Whether it’s hacker groups or questionable regimes, this golden key will be sought after. And while some parties, namely China, may seek to go through the same fromal route illustrated the FBI, the scarier scenario involves the requests we don’t even know about. Again, once this tool is built, it exists. It cannot be uncreated. And as a result, the current level of mobile security we benefit from is severely compromised.
There are bound to be skeptics whom argue that you shouldn’t fear prying eyes if you aren’t involved in any criminal acts. To these people, I point you this talk by Glenn Greenwald on why privacy matters. As highlighted in the video, I challenge these same people to share their personal passwords with the world if they truly stand by transperancy. If you don’t fear this loosening in digital security, why not share all your personal information, such as broswer history, medical records, and image library?

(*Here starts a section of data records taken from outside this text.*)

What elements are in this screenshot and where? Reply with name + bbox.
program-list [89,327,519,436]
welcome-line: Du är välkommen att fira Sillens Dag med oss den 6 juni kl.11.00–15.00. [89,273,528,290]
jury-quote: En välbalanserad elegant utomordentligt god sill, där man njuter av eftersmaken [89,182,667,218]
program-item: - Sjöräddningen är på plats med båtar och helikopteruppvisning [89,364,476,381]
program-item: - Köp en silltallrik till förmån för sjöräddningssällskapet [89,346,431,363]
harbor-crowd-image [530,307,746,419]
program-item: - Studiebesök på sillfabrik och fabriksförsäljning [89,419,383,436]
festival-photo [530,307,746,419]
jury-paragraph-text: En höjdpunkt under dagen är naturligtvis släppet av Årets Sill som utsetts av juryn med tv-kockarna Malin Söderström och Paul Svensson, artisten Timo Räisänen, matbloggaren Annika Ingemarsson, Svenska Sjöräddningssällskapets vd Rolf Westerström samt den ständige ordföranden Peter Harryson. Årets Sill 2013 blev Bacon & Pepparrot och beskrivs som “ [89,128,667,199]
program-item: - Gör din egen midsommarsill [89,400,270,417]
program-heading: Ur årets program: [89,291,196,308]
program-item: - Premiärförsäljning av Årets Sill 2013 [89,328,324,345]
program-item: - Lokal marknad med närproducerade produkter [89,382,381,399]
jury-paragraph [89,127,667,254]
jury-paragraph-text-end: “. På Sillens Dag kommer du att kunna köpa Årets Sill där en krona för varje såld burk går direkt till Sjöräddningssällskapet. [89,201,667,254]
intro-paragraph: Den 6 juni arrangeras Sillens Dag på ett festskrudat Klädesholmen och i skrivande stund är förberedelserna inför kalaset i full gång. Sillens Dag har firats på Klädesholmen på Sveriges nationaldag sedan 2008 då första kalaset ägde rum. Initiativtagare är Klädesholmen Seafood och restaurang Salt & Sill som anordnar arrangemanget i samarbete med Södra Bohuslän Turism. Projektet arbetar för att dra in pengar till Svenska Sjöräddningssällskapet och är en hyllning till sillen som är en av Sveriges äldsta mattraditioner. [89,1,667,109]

Hell, even the former head of the NSA believes that software backdoors would damage American security
To take such a binary stance on privacy and security is short-sighted and disingenuous. Most proponents of that argument fail to see how much security they’ve built around them. And if that flavour of transparency is a little extreme, at least consider the journalists, political activists, and other parties that have the most to lose in world with compromised mobile operating systems. Hell, even the former head of the NSA believes that software backdoors would damage American security.
Lastly, I wanted to bring back the idea of an Orwellian future made famous by George Orwell in the classic novel, 1984. Here, the narrator paints a bleak future of totalitarianism that exudes a feeling of continuous surveillance. This never-ending presence of “Big Brother” moulds the language and behaviour of a population to be in line with the ideals of those in power, or risk severe punishment. Scary stuff. But could something as specific as this court order given to Apple lead to such a future described in this book? Maybe.
If you knew that everything you do on any electronic device could be brought under scrutiny, and worse, incriminate you and your loved ones, wouldn’t you act with some form of restraint? And while we may scoff at this idea now, as we enjoy our Western freedoms, imagine those in places that aren’t so liberal. Places where even speaking against the party in power could have you thrown in jail. You see, threads of 1984 are already in play. It’s happening in many places around the world right now. And if we begin to accept that the manufacturers of our most personal devices should willfully hand over our information at the simple request of a government agency, then we stand to sacrifice our individuality and allow our free speech to deteriorate.
This isn’t about one iPhone
This isn’t about terrorism. This isn’t about saftey. And as much as the FBI wants you to believe it, this isn’t about one iPhone. This whole dilemma revolves around one idea: do we have a right to security? Experts have already echoed this same sentiment, and there’s no denying that many more will. We need to show courage and avoid succumbing to the pitfalls of rash decisions in the heat of the moment. If we wish to enjoy our liberties, we need to defend them passionately and with the upmost clarity. The late Justice Scalia once said, “There is nothing new in the realization that the Constitution sometimes insulates the criminality of a few in order to protect the privacy of us all.” We cannot allow fear mongerers lead us to believe that we must hand over our freedoms to ensure our protection. That’s when we are truly at risk.